If your matter is pending an appeal at the CCA, you can lodge a bail application at the NSW Supreme Court. Section 22 of the Bail Act limits the power of the Court to grant bail pending a CCA appeal but it can be granted if it can be established that special or exceptional circumstances exist.
If the appeal regards a ‘show cause’ offence, the accused will need to establish that special or exceptional circumstances exist to justify a grant of bail.
Can ‘prospect of success’ be a ‘special or exceptional’ circumstance?
In the matter of Seong Won Lee and Do Young Lee v Regina  NSWSC 1168, two accused were convicted on separate counts relating to firearms offences and supply of drugs.
The matter was sent back for a re-trial on the basis of a miscarriage of justice due to the illegal release and possession of a compulsory examination to the DPP and its use in trial.
In the matter of bail, Hall J found that one single ground could be enough to substantiate a special or exceptional circumstance. Hall J went on to state that where an applicant relies on his ‘prospect of success’ at trial, it would not be enough to show a mere arguable ground of appeal.
For the application to be held as a special or exceptional circumstance, what must be established is a ‘ground of appeal which is certain to succeed and one which can be seen without detailed argument to be certain to succeed’. As the applicant had not shown this, the appeal was dismissed.
Can an ‘unreasonable verdict’ amount to a ‘special or exceptional’ circumstance?
In the matter of DPP v SKA  NSWCA 51, the accused was convicted of charges relating to aggravated sexual intercourse and aggravated indecent assault. His Honour ordered the sentence to commence at the date of sentence, but ordered a stay on the execution of the sentences and granted bail in the interim.
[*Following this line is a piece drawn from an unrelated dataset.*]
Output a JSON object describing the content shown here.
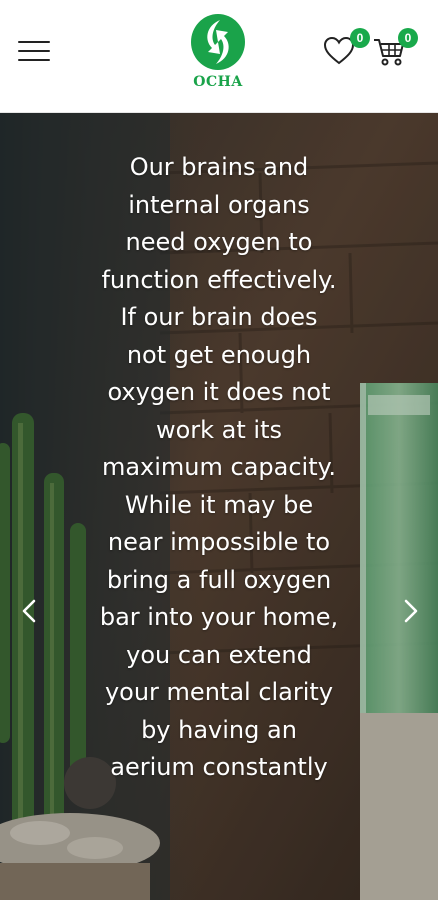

The accused lodged an appeal against the conviction and sentence. The Crown sought a review of the bail and similarly appealed against the sentence.
In regards to bail, it was submitted that the verdicts made by the jury were unreasonable and that on appeal, the defendant would enjoy an extraordinarily high prospect of success. Buddin J stated that he was prepared to accept that the respondent could point to matters capable of reflecting, at least to some extent, on the reliability of the complainant and the evidence.
This meant he had at least an arguable case in relation to his appeal against conviction. However, that would not be enough to satisfy the ‘special or exceptional circumstances’. The Bail was revoked.